The Formation of the Jewish Legion
Later in the war, in the summer of 1917, the Jewish Legion was formed, officially called the Royal Fusiliers.
The 38th Battalion, formed in August 1917, included British volunteers, former members of the Zion Mule Corps, and many Russian Jews. The 39th comprised mostly Jews from the United States and Canada.
In 1918, more than a thousand Palestinian Jews and 92 Ottoman Jews who had been captured in earlier fighting became the 40th Battalion.
At that time, Patterson was promoted to full Colonel and given command of the 38th Battalion of the Royal Fusiliers.
In February of 1918, Patterson had the honor of leading the 38th Fusiliers Battalion along with the other two battalions of the Jewish Legion in a parade through Whitechapel Road as they were being shipped off to fight in Palestine.
The Jews of London loudly applauded them as other bystanders looked on in amazement.
Initially, anti-Semitism in the ranks of the British commanders in Palestine kept the Legion from fighting; however, in June of 1918 the force was brought from Egypt and sent to relieve the Grenadier Guards in Jaljulya.
They were then attached to the 60th Division and sent to the Jordan valley where they became a key element within the British line along the Melhallah rift. On September 19, they crossed the Jordan at Umm Es Shert and held Es Salt in what later became Transjordan.

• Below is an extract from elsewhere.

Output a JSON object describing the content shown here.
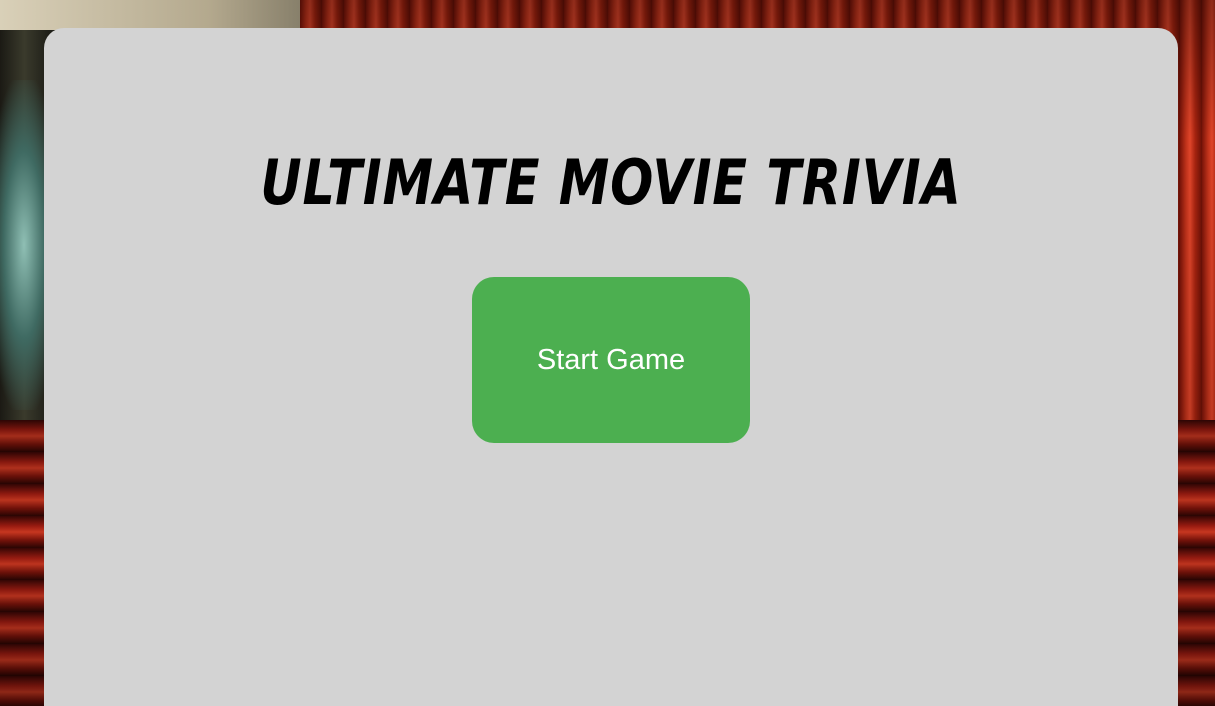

Following the armistice, the 38th Battalion was sent to Rafa where Patterson was made commander of the Rafa area, holding command of the Sinai, Gaza and southern Palestine.
In May of 1919, the 38th Battalion combined with the 39th and 40th forming the Lahore Division.

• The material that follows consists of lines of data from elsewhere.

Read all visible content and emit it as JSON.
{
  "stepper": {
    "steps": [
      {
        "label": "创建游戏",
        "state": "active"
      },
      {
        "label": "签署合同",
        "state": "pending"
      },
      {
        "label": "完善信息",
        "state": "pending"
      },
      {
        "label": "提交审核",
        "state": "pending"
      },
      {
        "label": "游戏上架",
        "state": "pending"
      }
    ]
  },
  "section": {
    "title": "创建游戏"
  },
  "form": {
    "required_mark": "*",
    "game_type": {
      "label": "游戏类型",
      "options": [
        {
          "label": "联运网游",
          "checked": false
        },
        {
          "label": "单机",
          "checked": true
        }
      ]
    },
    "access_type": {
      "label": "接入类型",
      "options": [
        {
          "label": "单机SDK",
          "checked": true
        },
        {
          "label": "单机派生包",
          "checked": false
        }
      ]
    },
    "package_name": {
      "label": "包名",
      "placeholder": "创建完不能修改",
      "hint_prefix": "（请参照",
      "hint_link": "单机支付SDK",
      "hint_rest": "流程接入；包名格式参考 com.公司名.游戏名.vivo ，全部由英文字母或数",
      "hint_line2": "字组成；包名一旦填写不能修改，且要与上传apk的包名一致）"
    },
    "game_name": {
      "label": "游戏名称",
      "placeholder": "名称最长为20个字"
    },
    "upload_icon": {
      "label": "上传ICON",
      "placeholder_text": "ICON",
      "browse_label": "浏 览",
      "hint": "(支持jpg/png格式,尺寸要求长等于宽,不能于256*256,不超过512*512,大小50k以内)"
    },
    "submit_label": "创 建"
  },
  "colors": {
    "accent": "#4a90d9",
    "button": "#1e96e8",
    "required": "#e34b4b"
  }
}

It was renamed the “First Judeans” and assigned garrison duty in Palestine.
In January of 1920, Patterson retired and was replaced by a Jewish commander, Col. Eliezer Margolin. The Legion was disbanded when Margolin attempted to use them to defend Jewish lives from Arab mobs in Jaffa in the uprisings of 1921.
The Reward for Supporting Jewish Troops
When Patterson retired, he had the same rank that he had held when the war began. It is generally believed that he sacrificed promotions in rank so he could stay close to his troops and ensure that they were treated well.

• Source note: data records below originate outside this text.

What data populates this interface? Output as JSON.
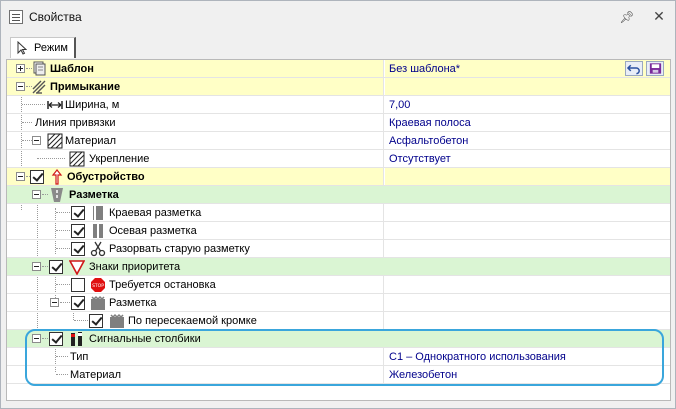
{
  "window": {
    "title": "Свойства"
  },
  "tabs": [
    {
      "label": "Режим"
    }
  ],
  "rows": [
    {
      "label": "Шаблон",
      "value": "Без шаблона*"
    },
    {
      "label": "Примыкание",
      "value": ""
    },
    {
      "label": "Ширина, м",
      "value": "7,00"
    },
    {
      "label": "Линия привязки",
      "value": "Краевая полоса"
    },
    {
      "label": "Материал",
      "value": "Асфальтобетон"
    },
    {
      "label": "Укрепление",
      "value": "Отсутствует"
    },
    {
      "label": "Обустройство",
      "value": ""
    },
    {
      "label": "Разметка",
      "value": ""
    },
    {
      "label": "Краевая разметка",
      "value": ""
    },
    {
      "label": "Осевая разметка",
      "value": ""
    },
    {
      "label": "Разорвать старую разметку",
      "value": ""
    },
    {
      "label": "Знаки приоритета",
      "value": ""
    },
    {
      "label": "Требуется остановка",
      "value": ""
    },
    {
      "label": "Разметка",
      "value": ""
    },
    {
      "label": "По пересекаемой кромке",
      "value": ""
    },
    {
      "label": "Сигнальные столбики",
      "value": ""
    },
    {
      "label": "Тип",
      "value": "С1 – Однократного использования"
    },
    {
      "label": "Материал",
      "value": "Железобетон"
    }
  ],
  "colors": {
    "accent": "#3aa6dc",
    "value_text": "#00008b",
    "yellow_row": "#ffffc6",
    "green_row": "#daf5d3"
  }
}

Patterson wrote two books describing his experiences with Jewish forces: With the Zionists at Gallipoli (1916) and With the Judeans in the Palestine Campaign (1922).
Following the war, Patterson became an active supporter of Israel’s right to exist, including joining a delegation of the Keren Hayesod (the fundraising arm of the nascent Jewish community or Yeshuv, in Mandate Palestine) to the US in 1921–22.
Jabotinsky, who headed the delegation, wrote about Patterson, “I make the appeal for funds, then they begin the collection, and no one leaves the hall because they are waiting for Patterson to speak.” (zionism-israel)
Patterson remained a strong supporter of the Zionist cause and of the Jewish People in general.
He was an active member of the Bergson Group under Irgun revisionist Hillel Kook, the nephew of Chief Ashkenazi Rabbi Abraham Isaac Kook, a far right movement of Haganah dissidents.
In 1940, he promoted the formation of a Jewish army in the United States to fight the Nazis and stop the Holocaust.
He was also a member of the Emergency Committee to Save the Jewish People of Europe.
After Patterson moved to the US, the British government cut off his disability pension during World War II claiming that it was not possible to securely transfer funds overseas.
This created a severe financial hardship for Patterson and his wife. Through all this, he continued to work for and support the establishment of a Jewish homeland in Palestine, which became a reality the year after his death.
Now he rests in the Jewish state that he did so much to help create—but, like faithful Moses, never lived to see its formation.